Nel frattempo il capitano della nave stilò un rapporto sull’accaduto che inviò immediatamente alle autorità italiane e al Maritime Security Center Horn of Africa. 
Successivamente la Enrica Lexie venne contattata dalle autorità indiane per contribuire al riconoscimento di alcuni sospetti pirati, il comandante accolse la richiesta e attraccò. A seguito dell’apertura dell’indagine delle autorità indiane, i due marò Latorre e Girone vennero arrestati e accusati di aver ucciso non due pirati ma bensì dei pescatori.

Giurisdizione

La difesa dei due militari italiani si è basata su due argomenti principali, l’immunità funzionale di cui essi godevano nell’esercizio del loro compito e la mancanza di giurisdizione dell’India nel luogo in cui è accaduto il fatto.

Il diritto internazionale regola la spartizione di porzioni di mare tra gli stati, e l’attribuzione dei poteri statali su di essi con la Convenzione delle Nazioni Unite Sul Diritto del Mare, adottato a Montego Bay nel 1982, che altro non è che un trattato nel quale sono confluite norme di diritto consuetudinario consolidatesi nel tempo.

Esistono tre distinte aree che a partire dalla costa di uno Stato, conferiscono a quest’ultimo la possibilità di esercitare determinati poteri.

​1) il mare territoriale: esso si estende dalla costa fino a 12 miglia marittime, esso va considerato come territorio statale e pertanto lo Stato costiero ha la piena sovranità su questo spazio di mare.

​2) La zona contigua: che si estende fino a un massimo di 24 miglia dalla costa. In tale zona lo stato ha il potere di esercitare la sovranità soltanto prevenire e sanzionare illeciti di tipo fiscale, sanitario, doganale o di immigrazione. Stando al tenore letterale dell’art.33 UNCLOS, lo Stato non ha quindi il potere di esercitare la giurisdizione penale in tale spazio di mare.
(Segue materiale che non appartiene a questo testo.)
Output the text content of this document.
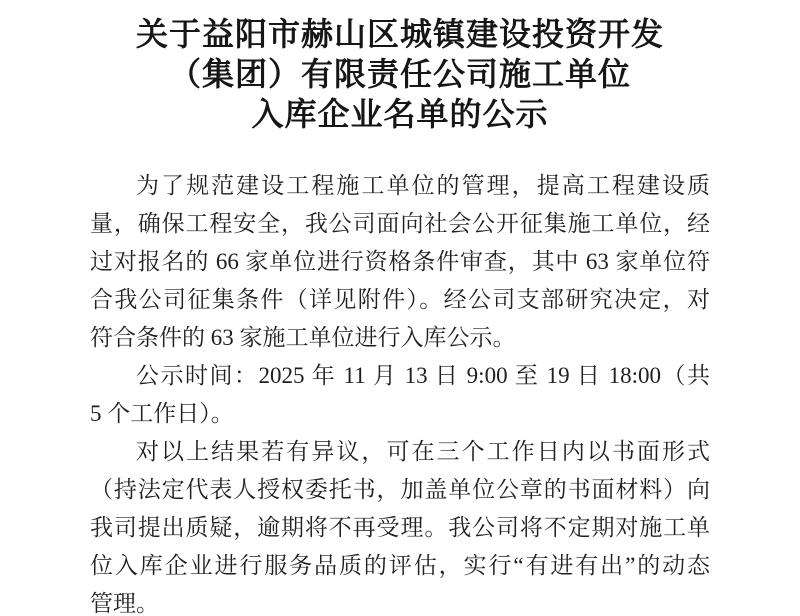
关于益阳市赫山区城镇建设投资开发
（集团）有限责任公司施工单位
入库企业名单的公示
为了规范建设工程施工单位的管理，提高工程建设质
量，确保工程安全，我公司面向社会公开征集施工单位，经
过对报名的 66 家单位进行资格条件审查，其中 63 家单位符
合我公司征集条件（详见附件）。经公司支部研究决定，对
符合条件的 63 家施工单位进行入库公示。
公示时间：2025 年 11 月 13 日 9:00 至 19 日 18:00（共
5 个工作日）。
对以上结果若有异议，可在三个工作日内以书面形式
（持法定代表人授权委托书，加盖单位公章的书面材料）向
我司提出质疑，逾期将不再受理。我公司将不定期对施工单
位入库企业进行服务品质的评估，实行“有进有出”的动态
管理。
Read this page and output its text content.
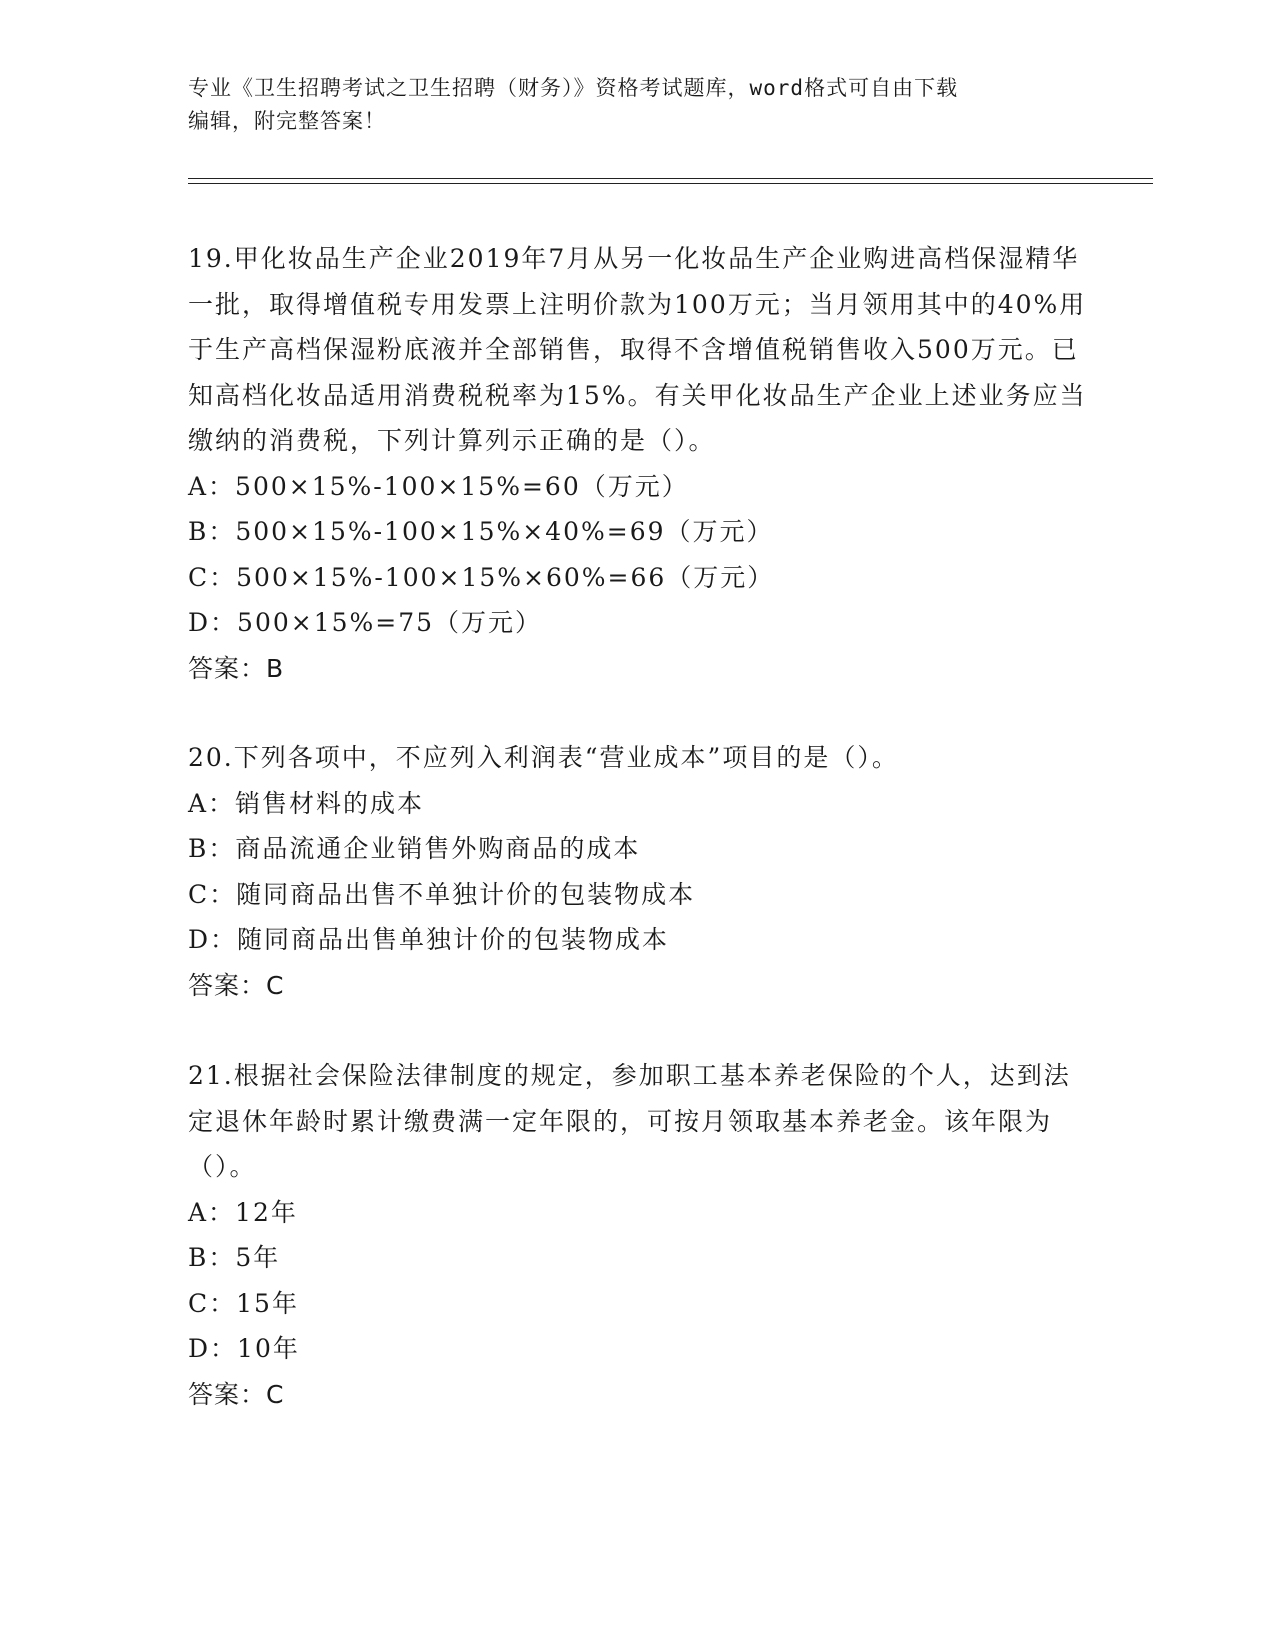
专业《卫生招聘考试之卫生招聘（财务）》资格考试题库，word格式可自由下载
编辑，附完整答案！

19.甲化妆品生产企业2019年7月从另一化妆品生产企业购进高档保湿精华一批，取得增值税专用发票上注明价款为100万元；当月领用其中的40%用于生产高档保湿粉底液并全部销售，取得不含增值税销售收入500万元。已知高档化妆品适用消费税税率为15%。有关甲化妆品生产企业上述业务应当缴纳的消费税，下列计算列示正确的是（）。

A：500×15%-100×15%=60（万元）

B：500×15%-100×15%×40%=69（万元）

C：500×15%-100×15%×60%=66（万元）

D：500×15%=75（万元）

答案：B

20.下列各项中，不应列入利润表“营业成本”项目的是（）。

A：销售材料的成本

B：商品流通企业销售外购商品的成本

C：随同商品出售不单独计价的包装物成本

D：随同商品出售单独计价的包装物成本

答案：C

21.根据社会保险法律制度的规定，参加职工基本养老保险的个人，达到法定退休年龄时累计缴费满一定年限的，可按月领取基本养老金。该年限为（）。

A：12年

B：5年

C：15年

D：10年

答案：C
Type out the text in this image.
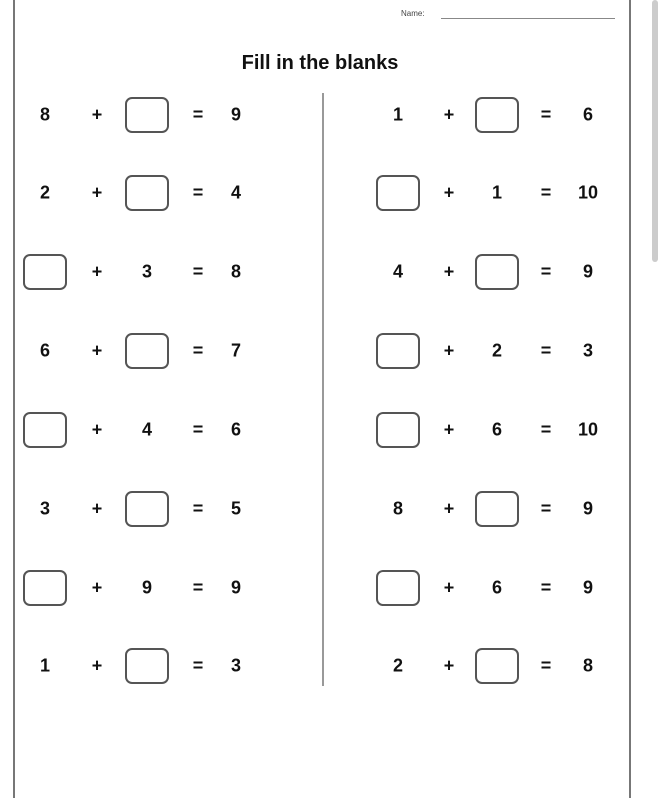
Name:
Fill in the blanks
8 +	= 9
2 +	= 4
+ 3 = 8
6 +	= 7
+ 4 = 6
3 +	= 5
+ 9 = 9
1 +	= 3
1 +	= 6
+ 1 = 10
4 +	= 9
+ 2 = 3
+ 6 = 10
8 +	= 9
+ 6 = 9
2 +	= 8
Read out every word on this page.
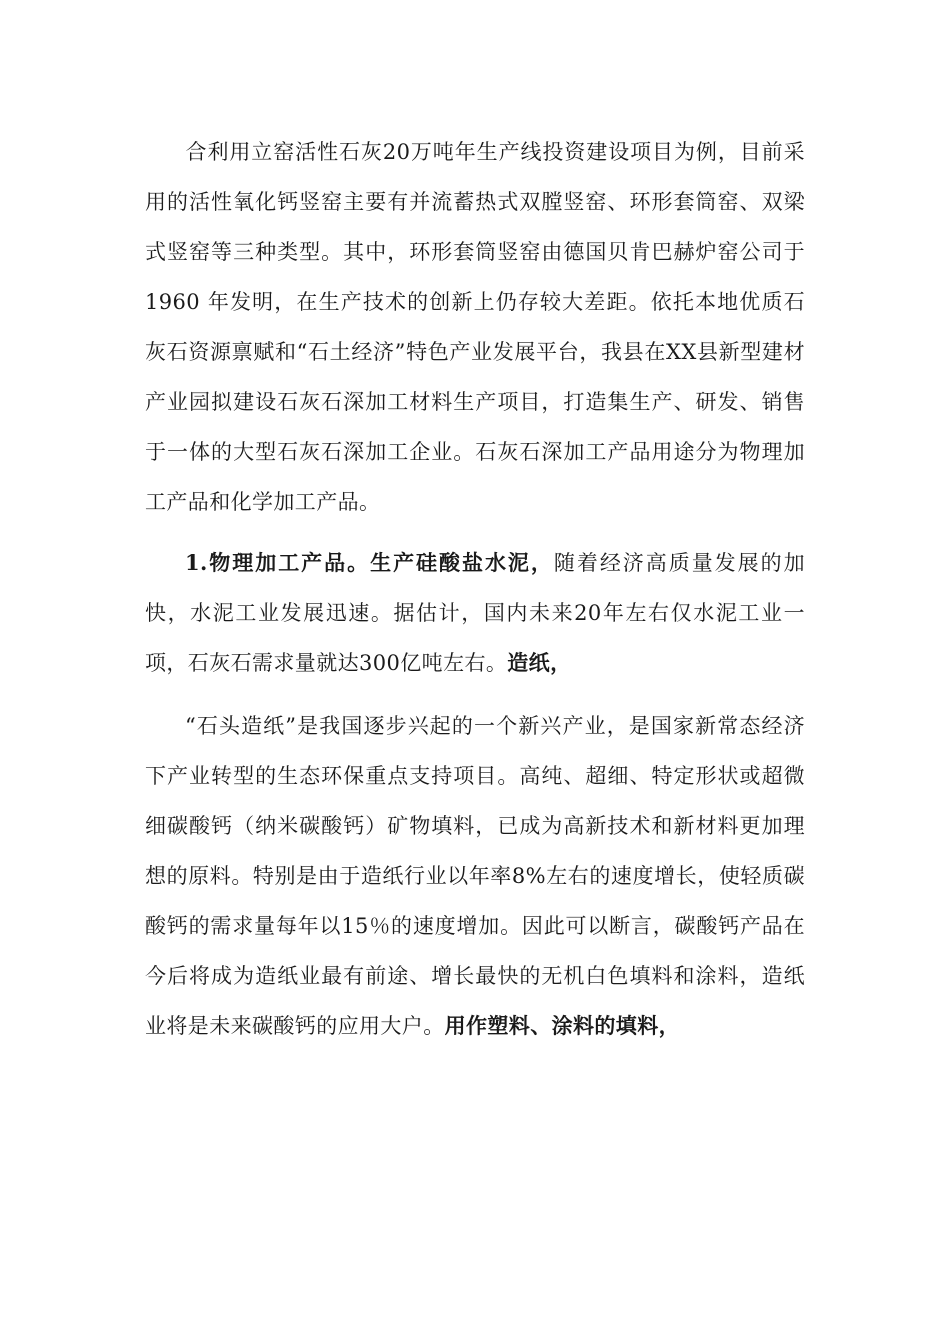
合利用立窑活性石灰20万吨年生产线投资建设项目为例，目前采用的活性氧化钙竖窑主要有并流蓄热式双膛竖窑、环形套筒窑、双梁式竖窑等三种类型。其中，环形套筒竖窑由德国贝肯巴赫炉窑公司于 1960 年发明，在生产技术的创新上仍存较大差距。依托本地优质石灰石资源禀赋和“石土经济”特色产业发展平台，我县在XX县新型建材产业园拟建设石灰石深加工材料生产项目，打造集生产、研发、销售于一体的大型石灰石深加工企业。石灰石深加工产品用途分为物理加工产品和化学加工产品。

1.物理加工产品。生产硅酸盐水泥，随着经济高质量发展的加快，水泥工业发展迅速。据估计，国内未来20年左右仅水泥工业一项，石灰石需求量就达300亿吨左右。造纸，

“石头造纸”是我国逐步兴起的一个新兴产业，是国家新常态经济下产业转型的生态环保重点支持项目。高纯、超细、特定形状或超微细碳酸钙（纳米碳酸钙）矿物填料，已成为高新技术和新材料更加理想的原料。特别是由于造纸行业以年率8%左右的速度增长，使轻质碳酸钙的需求量每年以15％的速度增加。因此可以断言，碳酸钙产品在今后将成为造纸业最有前途、增长最快的无机白色填料和涂料，造纸业将是未来碳酸钙的应用大户。用作塑料、涂料的填料，
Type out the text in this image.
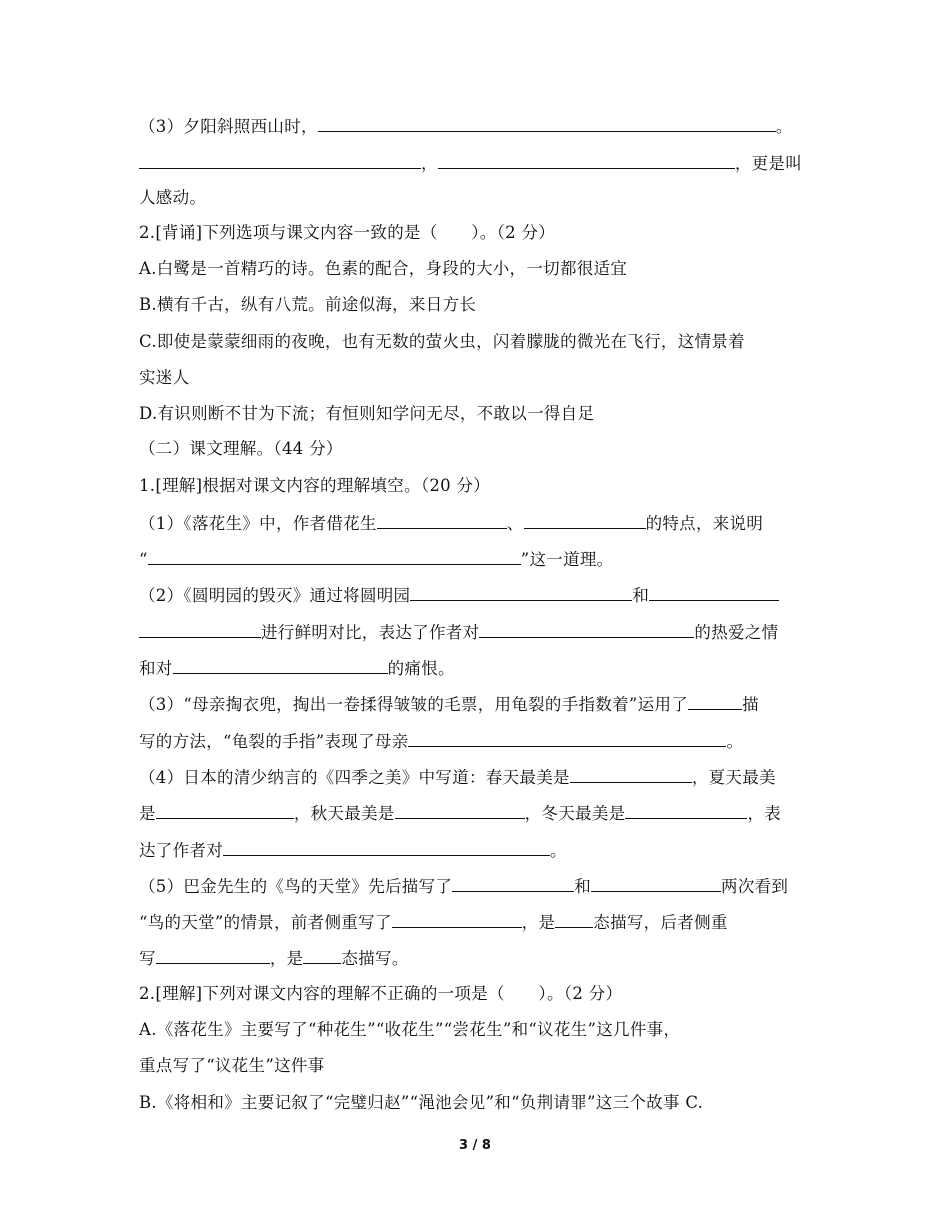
（3）夕阳斜照西山时，	。
，	，更是叫
人感动。
2.[背诵]下列选项与课文内容一致的是（　　）。（2 分）
A.白鹭是一首精巧的诗。色素的配合，身段的大小，一切都很适宜
B.横有千古，纵有八荒。前途似海，来日方长
C.即使是蒙蒙细雨的夜晚，也有无数的萤火虫，闪着朦胧的微光在飞行，这情景着
实迷人
D.有识则断不甘为下流；有恒则知学问无尽，不敢以一得自足
（二）课文理解。（44 分）
1.[理解]根据对课文内容的理解填空。（20 分）
（1）《落花生》中，作者借花生	、	的特点，来说明
“	”这一道理。
（2）《圆明园的毁灭》通过将圆明园	和
进行鲜明对比，表达了作者对	的热爱之情
和对	的痛恨。
（3）“母亲掏衣兜，掏出一卷揉得皱皱的毛票，用龟裂的手指数着”运用了	描
写的方法，“龟裂的手指”表现了母亲	。
（4）日本的清少纳言的《四季之美》中写道：春天最美是	，夏天最美
是	，秋天最美是	，冬天最美是	，表
达了作者对	。
（5）巴金先生的《鸟的天堂》先后描写了	和	两次看到
“鸟的天堂”的情景，前者侧重写了	，是 态描写，后者侧重
写	，是 态描写。
2.[理解]下列对课文内容的理解不正确的一项是（　　）。（2 分）
A.《落花生》主要写了“种花生”“收花生”“尝花生”和“议花生”这几件事，
重点写了“议花生”这件事
B.《将相和》主要记叙了“完璧归赵”“渑池会见”和“负荆请罪”这三个故事 C.
3 / 8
​3) la zona economica esclusiva: La ZEE è stata istituita per fini economici, si estende fino a 200 miglia nautiche e costituisce una zona in cui lo stato ha diritti sullo sfruttamento e la gestione delle risorse naturali presenti sul fondale marino. Può esercitare la giurisdizione penale ma soltanto quando strettamente correlati a violazione dei suddetti diritti.

Per quanto riguarda le imbarcazioni, ogni nave batte la bandiera dello Stato presso cui è registrata che vi esercita la giurisdizione esclusiva in acque internazionali.

Per guanto riguarda la giurisdizione penale in diritto internazionale, chiaramente essa sussiste pienamente sugli atti avvenuti nel territorio dello Stato, in forza del principio territoriale. Mentre per le condotte extra-territoriali o in cui gli elementi dell’accaduto siano in qualche modo riconducibili a stati diversi, l’esercizio della giurisdizione si basa su criteri diversi da quello territoriale e può dar luogo a dispute. Tali dispute si risolvono generalmente attraverso l’applicazione delle norme di diritto internazionale oppure in caso non sia possibile, dovrà riconoscersi una concorrenza di giurisdizioni.

È di fondamentale importanza poi distinguere tra le tre categorie in cui possiamo suddividere l’esercizio della giurisdizione penale internazionale:

giurisdizione prescrittiva: consiste nel potere dello Stato di creare norme e attribuire conseguenze per chi le trasgredisce.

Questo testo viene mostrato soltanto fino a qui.